LE JOURNAL DU DROIT DES JEUNES

L'éditorial de Benoit Van Keirsbilck dans le JDJ N°348

De l’indécence du «Porn aid» à l’hypocrisie de la politique européenne

On caressait le secret espoir que la «crise des réfugiés», puisque c’est en ces termes qu’on la qualifie, alors qu’elle est avant tout une crise sans précédent de la gouvernance mondiale, amènerait les dirigeants européens à revoir leurs fondamentaux en matière d’accueil, de migration et à changer catégoriquement de paradigme (passer de l’étranger danger, à l’étranger chance pour l’avenir), les faits sont en train de nous donner tort.
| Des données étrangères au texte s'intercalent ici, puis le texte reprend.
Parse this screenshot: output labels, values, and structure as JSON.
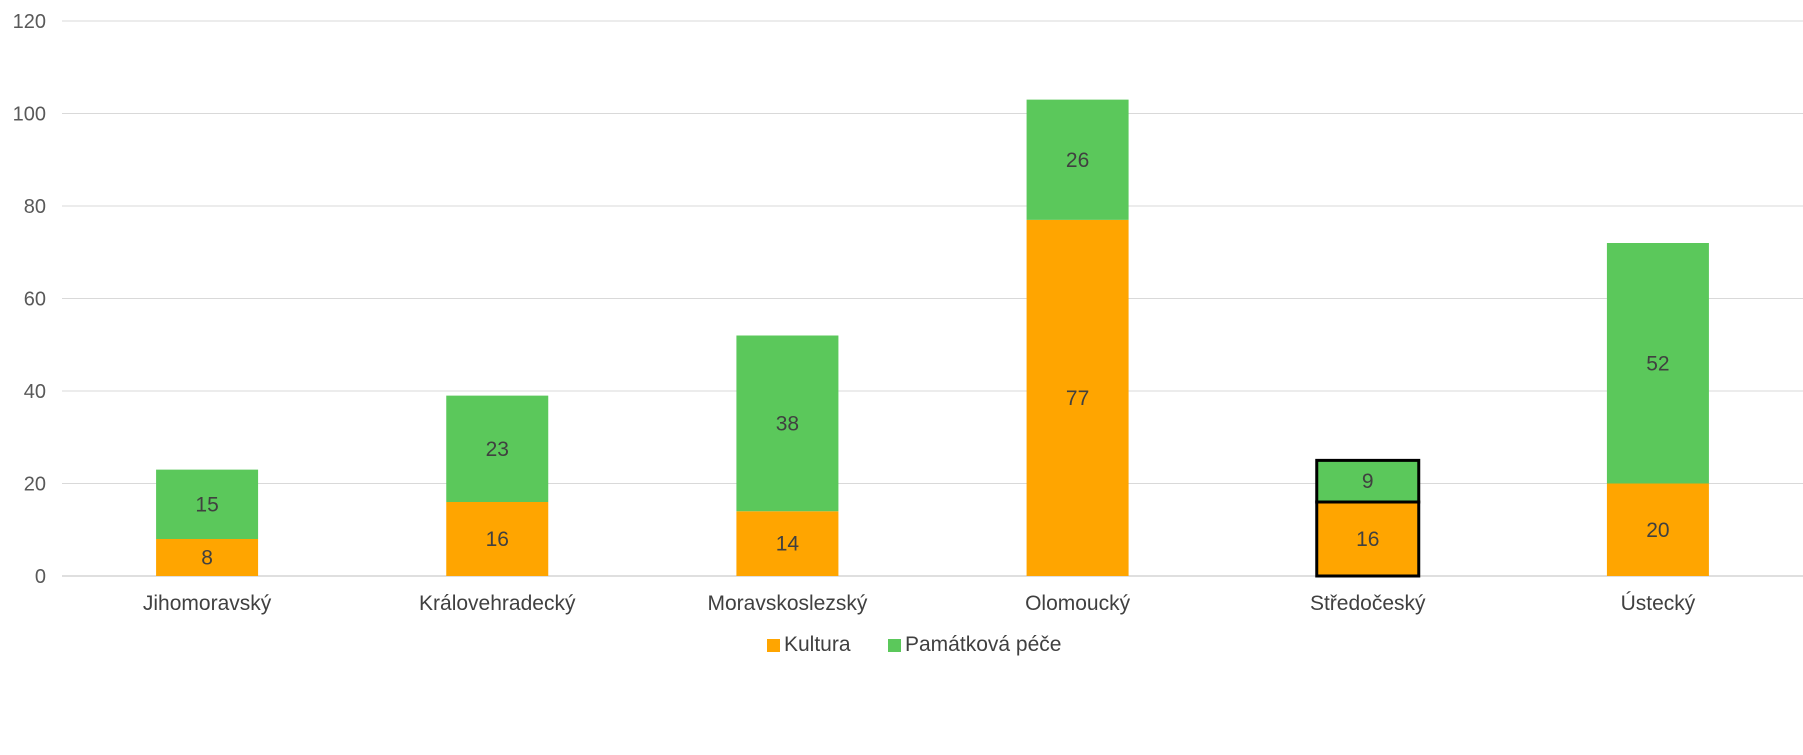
{
  "chart_data": {
    "type": "bar",
    "stacked": true,
    "categories": [
      "Jihomoravský",
      "Královehradecký",
      "Moravskoslezský",
      "Olomoucký",
      "Středočeský",
      "Ústecký"
    ],
    "series": [
      {
        "name": "Kultura",
        "color": "#FFA500",
        "values": [
          8,
          16,
          14,
          77,
          16,
          20
        ]
      },
      {
        "name": "Památková péče",
        "color": "#5BC85B",
        "values": [
          15,
          23,
          38,
          26,
          9,
          52
        ]
      }
    ],
    "ylim": [
      0,
      120
    ],
    "yticks": [
      0,
      20,
      40,
      60,
      80,
      100,
      120
    ],
    "grid": true,
    "legend": "bottom",
    "highlighted_category": "Středočeský"
  }
}
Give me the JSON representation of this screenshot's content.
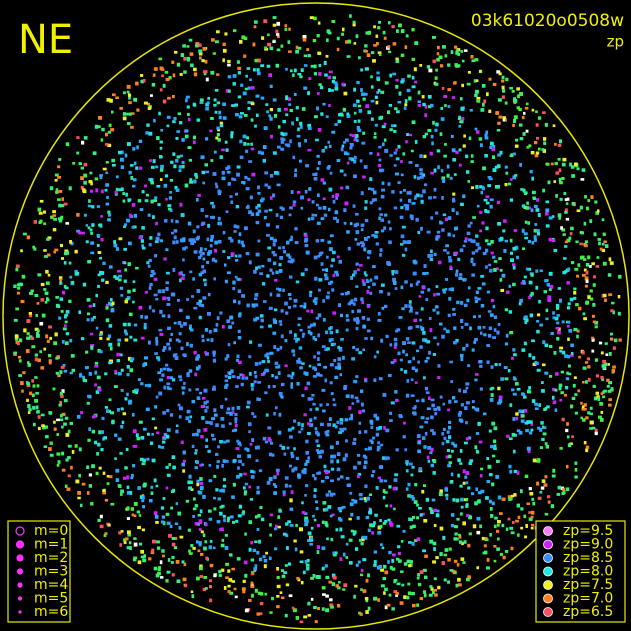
{
  "header": {
    "direction": "NE",
    "image_id": "03k61020o0508w",
    "mode": "zp"
  },
  "magnitude_legend": {
    "items": [
      "m=0",
      "m=1",
      "m=2",
      "m=3",
      "m=4",
      "m=5",
      "m=6"
    ],
    "color": "#ff30ff"
  },
  "zp_legend": {
    "items": [
      {
        "label": "zp=9.5",
        "color": "#ff7cff"
      },
      {
        "label": "zp=9.0",
        "color": "#d020ff"
      },
      {
        "label": "zp=8.5",
        "color": "#3c8cff"
      },
      {
        "label": "zp=8.0",
        "color": "#20e8e0"
      },
      {
        "label": "zp=7.5",
        "color": "#f0f020"
      },
      {
        "label": "zp=7.0",
        "color": "#ff8020"
      },
      {
        "label": "zp=6.5",
        "color": "#ff5060"
      }
    ]
  }
}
Dans la population, à la suite des multiples déclarations politiques souvent contraires aux valeurs prônées par les partis, c’est encore et toujours la peur de l’autre qui prime (en témoignent, ces réactions complètement irrationnelles des voisins de futurs centres d’accueil persuadés que leur jogging dominical en sera irrémédiablement compromis), la méconnaissance des réalités vécues par les personnes qui fuient leur pays, les clichés et autres idées reçues, bref, une attitude de rejet largement répandue (1).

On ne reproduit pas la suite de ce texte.